I tried the NVIDIA-Nsight-Compute-2024.1 to trace dram workload while Llama is launched, but experienced the Segmentation fault:
on the first console:
root@orin1:/data/NVIDIA-Nsight-Compute-2024.1# ls
docs EULA.txt extras host ncu ncu-ui sections target
root@orin1:/data/NVIDIA-Nsight-Compute-2024.1# ./ncu --mode=launch python3 -m nano_llm.chat --api=mlc --model princeton-nlp/Sheared-LLaMA-2.7B-ShareGPT
==PROF== Waiting for profiler to attach on ports 49152-49215.
/usr/lib/python3/dist-packages/requests/init.py:89: RequestsDependencyWarning: urllib3 (1.26.18) or chardet (3.0.4) doesn’t match a supported version!
warnings.warn("urllib3 ({}) or chardet ({}) doesn’t match a supported "
/usr/local/lib/python3.8/dist-packages/transformers/utils/hub.py:124: FutureWarning: Using TRANSFORMERS_CACHE
is deprecated and will be removed in v5 of Transformers.
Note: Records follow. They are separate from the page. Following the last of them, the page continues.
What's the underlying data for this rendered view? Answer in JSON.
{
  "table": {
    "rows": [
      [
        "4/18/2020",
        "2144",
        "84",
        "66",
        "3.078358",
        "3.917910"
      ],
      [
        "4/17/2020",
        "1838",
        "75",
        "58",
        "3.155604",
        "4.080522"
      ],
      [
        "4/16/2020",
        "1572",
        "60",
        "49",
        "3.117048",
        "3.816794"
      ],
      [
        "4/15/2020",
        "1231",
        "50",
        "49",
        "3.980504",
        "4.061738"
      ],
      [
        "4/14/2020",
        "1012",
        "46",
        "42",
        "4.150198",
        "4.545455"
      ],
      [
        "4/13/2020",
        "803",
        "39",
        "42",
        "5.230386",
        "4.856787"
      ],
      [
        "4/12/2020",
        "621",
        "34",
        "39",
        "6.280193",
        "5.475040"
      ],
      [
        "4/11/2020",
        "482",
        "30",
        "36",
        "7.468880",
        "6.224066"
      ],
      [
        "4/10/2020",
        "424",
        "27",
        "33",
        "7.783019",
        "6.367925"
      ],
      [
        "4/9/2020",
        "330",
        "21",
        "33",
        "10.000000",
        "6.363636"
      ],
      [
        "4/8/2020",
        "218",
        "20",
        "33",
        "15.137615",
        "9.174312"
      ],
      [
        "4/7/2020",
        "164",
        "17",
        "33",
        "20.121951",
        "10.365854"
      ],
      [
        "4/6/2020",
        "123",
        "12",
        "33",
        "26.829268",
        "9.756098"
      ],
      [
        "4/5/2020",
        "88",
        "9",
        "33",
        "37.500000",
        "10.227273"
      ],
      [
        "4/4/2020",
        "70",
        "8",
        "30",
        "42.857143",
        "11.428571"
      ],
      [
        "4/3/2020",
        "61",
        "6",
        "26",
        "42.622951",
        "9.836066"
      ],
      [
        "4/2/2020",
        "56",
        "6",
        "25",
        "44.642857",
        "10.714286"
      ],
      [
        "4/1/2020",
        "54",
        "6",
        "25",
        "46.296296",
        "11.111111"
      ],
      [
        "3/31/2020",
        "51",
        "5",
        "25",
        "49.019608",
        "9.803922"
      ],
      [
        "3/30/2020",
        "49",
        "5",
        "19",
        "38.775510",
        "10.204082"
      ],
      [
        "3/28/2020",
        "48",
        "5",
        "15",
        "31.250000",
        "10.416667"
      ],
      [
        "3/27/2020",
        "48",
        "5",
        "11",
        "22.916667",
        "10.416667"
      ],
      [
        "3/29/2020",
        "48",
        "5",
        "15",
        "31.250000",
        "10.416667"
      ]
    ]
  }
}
Use HF_HOME
instead.
warnings.warn(
Fetching 14 files: 100%|███████████████████████████████████████████████████████████████████████████████████████████████████████████████████████████████████████████████████████| 14/14 [00:00<00:00, 126280.12it/s]
14:02:15 | INFO | loading /data/models/huggingface/models–princeton-nlp–Sheared-LLaMA-2.7B-ShareGPT/snapshots/802be8903ec44f49a883915882868b479ecdcc3b with MLC
You are using the default legacy behaviour of the <class ‘transformers.models.llama.tokenization_llama.LlamaTokenizer’>. This is expected, and simply means that the legacy
(previous) behavior will be used so nothing changes for you. If you want to use the new behaviour, set legacy=False
. This should only be set if you understand what it means, and thoroughly read the reason why this was added as explained in ⚠️⚠️[`T5Tokenize`] Fix T5 family tokenizers⚠️⚠️ by ArthurZucker · Pull Request #24565 · huggingface/transformers · GitHub
14:02:48 | INFO | device=cuda(0), name=Orin, compute=8.7, max_clocks=1300000, multiprocessors=16, max_thread_dims=[1024, 1024, 64], api_version=11040, driver_version=None
14:02:48 | INFO | loading Sheared-LLaMA-2.7B-ShareGPT from /data/models/mlc/dist/Sheared-LLaMA-2.7B-ShareGPT-ctx4096/Sheared-LLaMA-2.7B-ShareGPT-q4f16_ft/Sheared-LLaMA-2.7B-ShareGPT-q4f16_ft-cuda.so
Fatal Python error: Segmentation fault
Thread 0x0000fffed09c9f40 (most recent call first):
File “/usr/lib/python3.8/threading.py”, line 306 in wait
File “/usr/lib/python3.8/threading.py”, line 558 in wait
File “/usr/local/lib/python3.8/dist-packages/tqdm/_monitor.py”, line 60 in run
File “/usr/lib/python3.8/threading.py”, line 932 in _bootstrap_inner
File “/usr/lib/python3.8/threading.py”, line 890 in _bootstrap
Current thread 0x0000ffff9dde5980 (most recent call first):
File “/opt/NanoLLM/nano_llm/models/mlc.py”, line 110 in init
File “/opt/NanoLLM/nano_llm/nano_llm.py”, line 71 in from_pretrained
File “/opt/NanoLLM/nano_llm/chat/main.py”, line 29 in
File “/usr/lib/python3.8/runpy.py”, line 87 in _run_code
File “/usr/lib/python3.8/runpy.py”, line 194 in _run_module_as_main
==ERROR== The application returned an error code (11).
root@orin1:/data/NVIDIA-Nsight-Compute-2024.1#
in the second console:
root@orin1:/data/NVIDIA-Nsight-Compute-2024.1# ./ncu --mode=attach -f --section=MemoryWorkloadAnalysis --section=MemoryWorkloadAnalysis_Chart --section=MemoryWorkloadAnalysis_Tables -o report --hostname 127.0.0.1
==PROF== Finding attachable processes on host 127.0.0.1.
==PROF== Attaching to process ‘/usr/bin/python3.8’ (308) on port 49152.
==PROF== Connected to process 308 (/usr/bin/python3.8)
==WARNING== No kernels were profiled.
==WARNING== Profiling kernels launched by child processes requires the --target-processes all option.
I ever used ncu 2022, there is no segmentation fault issue, but it ncu 2022 will suspend the llama response, I have created the topic here
based on @ veraj suggestion, I should use the latest version of ncu.
@veraj would you please help me check this internally?